Verizon would be under the same constraints as far as locals as any other provider.


----------



## Joe Tylman (Dec 13, 2012)

comizzou573 said:


> Its live tv and coming through the internet. Through the internet we are free to use whatever news paper we want being from cali or hawaii, and there is some local stations out there that have live feed on the net as well. For the federal government, to block our ip address to access the la times or ny times because we dont live there, would be missed.


Newspapers and local channels are completely different. Distant networks services will not be provided through any ipTV and most won't even bother with locals as their goal is to try and keep costs down.


----------



## comizzou573 (Aug 6, 2007)

Joe Tylman said:


> Newspapers and local channels are completely different. Distant networks services will not be provided through any ipTV and most won't even bother with locals as their goal is to try and keep costs down.


How about streaming internet radio from another state, they would need to put regulations on that...only difference would be one has picture feed and the other is audio feed.


----------



## Joe Tylman (Dec 13, 2012)

comizzou573 said:


> How about streaming internet radio from another state, they would need to put regulations on that...only difference would be one has picture feed and the other is audio feed.


There already are regulations on it. The same that impact OTA TV. You do not see anyone rebroadcasting radio signals without consent of the radio stations. This is why iheartradio and other websites exist. They are either owned or have agreements with the broadcast owners.
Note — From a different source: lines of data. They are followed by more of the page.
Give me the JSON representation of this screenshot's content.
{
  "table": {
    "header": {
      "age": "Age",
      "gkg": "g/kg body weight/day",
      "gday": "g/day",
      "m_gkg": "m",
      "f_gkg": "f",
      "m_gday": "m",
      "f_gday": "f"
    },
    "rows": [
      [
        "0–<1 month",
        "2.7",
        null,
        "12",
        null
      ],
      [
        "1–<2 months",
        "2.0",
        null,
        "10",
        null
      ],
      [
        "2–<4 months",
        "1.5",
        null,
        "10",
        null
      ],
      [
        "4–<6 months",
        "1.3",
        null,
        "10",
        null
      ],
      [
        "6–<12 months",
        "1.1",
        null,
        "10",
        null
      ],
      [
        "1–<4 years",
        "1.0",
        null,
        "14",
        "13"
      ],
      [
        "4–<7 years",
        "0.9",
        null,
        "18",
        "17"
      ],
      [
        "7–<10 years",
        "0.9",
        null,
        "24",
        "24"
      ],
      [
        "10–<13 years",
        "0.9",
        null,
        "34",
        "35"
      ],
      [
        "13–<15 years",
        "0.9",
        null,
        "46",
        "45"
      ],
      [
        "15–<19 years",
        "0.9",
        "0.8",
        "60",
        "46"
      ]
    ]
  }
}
Even AERO understands they cannot sell the stations to people outside of the markets they broadcast in. I know there are people gaming the system but those are people intentionally lying not a company doing something it can. Distant network services will not happen over IPTV unless the stations go from locals to national cable only. The only draw here is for sports and you the leagues will do everything they can to protect and preserve their market rights for the teams. This will never be an easy way to get around broadcast rules.


----------